おはようございます。前回に引き続いて、「今、いのちがあなたを生きている」という、親鸞聖人の七百五十回御遠忌テーマを中心にお話したいと思います。第1回の前回では、「今、いのちがあなたを生きている」というテーマは、受け取る自分の立場から言えば「今、南無阿弥陀仏が私を生きている」と了解できるのではないかということを申しました。今日はその「南無阿弥陀仏の伝統・伝承」についてお話したいと思います。

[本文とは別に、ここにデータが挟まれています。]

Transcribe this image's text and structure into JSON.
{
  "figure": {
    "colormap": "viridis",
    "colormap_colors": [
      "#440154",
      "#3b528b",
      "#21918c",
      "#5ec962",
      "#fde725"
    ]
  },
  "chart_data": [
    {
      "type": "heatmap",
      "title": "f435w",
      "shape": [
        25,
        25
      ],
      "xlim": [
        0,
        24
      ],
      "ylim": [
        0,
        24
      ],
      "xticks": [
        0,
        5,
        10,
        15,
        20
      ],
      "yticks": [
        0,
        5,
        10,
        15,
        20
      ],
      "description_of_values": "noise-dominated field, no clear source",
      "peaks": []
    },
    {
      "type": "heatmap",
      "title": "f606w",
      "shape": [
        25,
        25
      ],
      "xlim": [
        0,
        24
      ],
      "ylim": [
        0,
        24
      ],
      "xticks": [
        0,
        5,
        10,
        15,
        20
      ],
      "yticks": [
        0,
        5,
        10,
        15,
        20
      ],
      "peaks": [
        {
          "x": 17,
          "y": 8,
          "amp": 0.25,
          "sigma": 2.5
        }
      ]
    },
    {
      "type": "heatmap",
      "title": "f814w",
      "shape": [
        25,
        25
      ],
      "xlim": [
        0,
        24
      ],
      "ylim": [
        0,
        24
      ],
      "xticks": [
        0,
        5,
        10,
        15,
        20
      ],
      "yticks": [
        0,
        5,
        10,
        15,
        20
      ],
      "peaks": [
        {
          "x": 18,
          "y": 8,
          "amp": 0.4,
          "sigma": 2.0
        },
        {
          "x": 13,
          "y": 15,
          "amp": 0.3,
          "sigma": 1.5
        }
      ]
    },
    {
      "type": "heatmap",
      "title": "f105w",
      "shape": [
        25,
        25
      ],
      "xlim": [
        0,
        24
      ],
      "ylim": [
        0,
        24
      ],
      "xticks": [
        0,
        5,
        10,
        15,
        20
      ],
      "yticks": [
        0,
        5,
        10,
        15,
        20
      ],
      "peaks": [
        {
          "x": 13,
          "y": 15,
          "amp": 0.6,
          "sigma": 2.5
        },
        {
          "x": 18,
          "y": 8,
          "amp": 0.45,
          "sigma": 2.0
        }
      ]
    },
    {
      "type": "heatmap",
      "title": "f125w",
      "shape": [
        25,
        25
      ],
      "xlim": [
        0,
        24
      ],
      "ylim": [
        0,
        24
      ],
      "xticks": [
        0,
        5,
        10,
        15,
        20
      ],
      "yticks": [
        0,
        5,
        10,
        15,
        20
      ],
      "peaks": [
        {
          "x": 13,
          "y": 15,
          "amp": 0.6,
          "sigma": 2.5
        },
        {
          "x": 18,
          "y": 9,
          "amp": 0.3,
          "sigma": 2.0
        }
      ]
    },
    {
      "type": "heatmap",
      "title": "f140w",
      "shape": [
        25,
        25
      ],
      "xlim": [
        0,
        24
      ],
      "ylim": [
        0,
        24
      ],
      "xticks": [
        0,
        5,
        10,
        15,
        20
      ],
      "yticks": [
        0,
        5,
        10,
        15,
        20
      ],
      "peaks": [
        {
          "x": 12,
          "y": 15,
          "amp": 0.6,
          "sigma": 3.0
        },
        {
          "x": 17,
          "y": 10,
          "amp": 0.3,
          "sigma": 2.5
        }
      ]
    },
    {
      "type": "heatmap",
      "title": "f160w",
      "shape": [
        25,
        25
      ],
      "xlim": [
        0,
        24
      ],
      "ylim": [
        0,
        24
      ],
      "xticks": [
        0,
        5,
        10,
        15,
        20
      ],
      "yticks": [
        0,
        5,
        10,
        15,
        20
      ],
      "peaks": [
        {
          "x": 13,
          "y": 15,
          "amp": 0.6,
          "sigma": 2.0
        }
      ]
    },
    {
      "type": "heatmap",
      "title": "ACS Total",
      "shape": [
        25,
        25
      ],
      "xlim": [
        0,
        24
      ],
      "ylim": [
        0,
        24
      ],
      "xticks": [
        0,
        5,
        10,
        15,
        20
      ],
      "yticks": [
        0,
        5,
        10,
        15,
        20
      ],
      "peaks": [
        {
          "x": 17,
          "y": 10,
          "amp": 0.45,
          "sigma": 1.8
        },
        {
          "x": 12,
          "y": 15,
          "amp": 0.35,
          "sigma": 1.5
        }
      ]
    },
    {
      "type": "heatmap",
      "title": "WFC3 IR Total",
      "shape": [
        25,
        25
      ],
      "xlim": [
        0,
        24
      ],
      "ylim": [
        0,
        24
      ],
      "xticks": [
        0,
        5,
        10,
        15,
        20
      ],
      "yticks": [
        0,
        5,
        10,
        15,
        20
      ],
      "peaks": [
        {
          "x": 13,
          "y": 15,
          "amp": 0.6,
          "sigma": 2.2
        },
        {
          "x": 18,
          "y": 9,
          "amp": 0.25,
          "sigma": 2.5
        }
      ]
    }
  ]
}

最初に、親鸞聖人の場合は南無阿弥陀仏のことをどのように了解されておられたのでしょうか。親鸞聖人は幼くして両親に別れられ、9歳の時、出家・得度し、お坊さんになられ、その後、29歳まで20年間にわたって、京都の比叡山で修行されたと伝えられています。親鸞聖人は何のために、20年の長きにわたって、修行されたのでしょうか。親鸞聖人の奥さんの恵信尼のお手紙によると「生死いずべきみち」を求めておられたということが分かります。生と死を出て離れるみち、「生死いずべきみち」とはどういうことでしょうか。前回、有限なるいのちということを申しましたが、私たちが人間として、この世に生まれたということは、ひとりの例外もなく、必ず死んでいくということです。どんなに長生きしたところで、私たちは限りあるいのちを生きているということです。私たちは生まれて成長していくと、自分自身が最終的には死んでいくということを知ってしまいます。そのことが自分自身の問題になってきますと、いろんなことが、頭を巡らすことになります。自分は何のために生まれてきたのであろうか。何をするために生まれてきたのであろうか。何をすれば本当に満足するのか。自分が死ぬとはどういうことであろうか、等々。これらの問題は容易に答を見出すことができません。大変、困難な問題だと言わなければなりません。親鸞聖人の場合も、いのちを削っての、懸命な修行にも関わらず、「生死いずべきみち」の解決を得ることができませんでした。遂に、比叡山での修行を断念し、山を下りて、京都の中心地にある、聖徳太子をおまつりしている「六角堂」に100日間、籠られました。その95日目に夢の中で、法然上人のところにいくようにと告げられ、その後、法然上人のところに通うことになります。法然上人も比叡山で長きに渡って修行をされたわけですが、ずっと前に、山を下りておられ、京都の東山のふもとで、お念仏の教えを広く一般大衆に説かれていたのです。そのお念仏の教えを、来る日も、来る日も聞かれ、遂に念仏申す身になられたのでした。その時の出来事を、『歎異抄』で、「ただ念仏して弥陀にたすけられまいらすべし」という法然上人の言葉として、述べられています。親鸞聖人にとって、「生死いずべきみち」の答が、「ただ念仏して弥陀にたすけられまいらすべし」ということであったわけです。お念仏申す身に親鸞聖人はなられたのです。長い長い月日を経て、南無阿弥陀仏が親鸞聖人のところまで届いたのです。
法然上人に出遭い、お念仏申す身になられてみると、その南無阿弥陀仏には長い長い歴史があることに、親鸞聖人は気が付かれました。思えば、遠くインド、正確にはネパールにお釈迦様が生まれられて、仏教を説かれてから、千数百年を経ており、そのお釈迦様から、多くの念仏者の方々によって伝えられ、ようやくにして、親鸞聖人のところまで届いたのでした。そのときの感激はいかばかりであったことでしょう。
親鸞聖人は南無阿弥陀仏の伝統・伝承を、後に、「正信念仏偈」でインドの龍樹菩薩・天親菩薩、中国の曇鸞大師・道綽禅師・善導大師、日本の源信僧都そして、直接、出遭われた法然上人の7人の方を七高僧として賞賛されています。この七高僧は多くの念仏者の代表者ということでしょう。多くの無名の念仏者が生まれ、その念仏者の代表として、七高僧として揚げられたのでしょう。
第2回の今日は、親鸞聖人が法然上人に出遭い、念仏申す身になられたこと、そして、その南無阿弥陀仏はお釈迦様から、多くの念仏者を通して伝えられ、親鸞聖人まで届いたことについてお話しました。次の第3回は、親鸞聖人以降、南無阿弥陀仏がどのように伝統・伝承されたかを中心にお話したいと思います。